The past is too oppressive to avoid:
I travelled west to Grunewald yesterday,
To see a rebuilt house since re-destroyed,
And heading back the guidebook chanced to say
(Or did I chance to see it? Tell me, Freud)
It’s where they carted Berlin’s Jews away.
I can’t imagine that almighty hubbub
Invading this genteel and leafy suburb.

In Egypt, when the Lord’s displeasure came,
They marked their doors with blood so they’d be spared.
In Germany they could not do the same,
The death’s-head angels were too well-prepared.
Gold plaques now mark their homes, each bears a name
For whom a rich survivor must have cared.
One more to throw on the bonfire of pities –
The streets aren’t paved with gold in other cities.

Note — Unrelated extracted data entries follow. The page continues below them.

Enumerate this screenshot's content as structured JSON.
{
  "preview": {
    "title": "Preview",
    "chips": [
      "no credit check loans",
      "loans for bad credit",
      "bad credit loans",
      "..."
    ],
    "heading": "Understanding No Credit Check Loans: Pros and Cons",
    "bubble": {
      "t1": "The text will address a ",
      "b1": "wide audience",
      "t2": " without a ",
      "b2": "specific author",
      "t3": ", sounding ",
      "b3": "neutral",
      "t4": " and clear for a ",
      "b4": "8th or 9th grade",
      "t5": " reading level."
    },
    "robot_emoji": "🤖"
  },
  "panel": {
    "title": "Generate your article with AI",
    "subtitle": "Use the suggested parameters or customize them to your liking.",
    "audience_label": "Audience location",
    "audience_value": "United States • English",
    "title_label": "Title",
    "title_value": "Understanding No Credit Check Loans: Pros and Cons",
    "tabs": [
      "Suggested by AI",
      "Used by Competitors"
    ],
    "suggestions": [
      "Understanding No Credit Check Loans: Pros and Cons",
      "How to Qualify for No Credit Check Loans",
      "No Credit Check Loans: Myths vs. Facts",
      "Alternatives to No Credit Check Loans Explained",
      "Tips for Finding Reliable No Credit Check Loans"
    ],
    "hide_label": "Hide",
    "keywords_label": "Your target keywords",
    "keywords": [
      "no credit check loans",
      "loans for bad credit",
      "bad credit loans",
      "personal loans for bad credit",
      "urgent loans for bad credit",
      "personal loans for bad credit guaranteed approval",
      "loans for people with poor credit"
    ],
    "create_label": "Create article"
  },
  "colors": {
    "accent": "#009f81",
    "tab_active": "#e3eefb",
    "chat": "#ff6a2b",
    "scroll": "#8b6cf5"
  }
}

The Nazi bogeymen are all but dead.
Our nightmares all we leave them to abuse,
The monsters are afraid of us instead –
The goose-stepping Gestapo forced to use
The closets, squeezing underneath the bed
In spaces once exclusively for Jews.
But, out in Argentina, geriatrics
Still punch the air when Germany scores hat-tricks.

With so much past, a city might be drowned,
So Berlin stockpiles its museums on
An island. There on isolated ground
One holds one’s breath inside the Pergamon
To see the wall a room was built around:
The gates of Ishtar fresh from Babylon,
Whose gold and purple inlays had more power
Than barbed cement in the Berliner Mauer.

I must now bring this letter to a close –
Amidst your almost palpable relief
I feel an obligation to disclose
The German word, amusingly, is Brief.
Please pass on my most meaningful hellos
To those who otherwise would die of grief,
And for yourself as many hugs or kisses
As matches best what your idea of bliss is.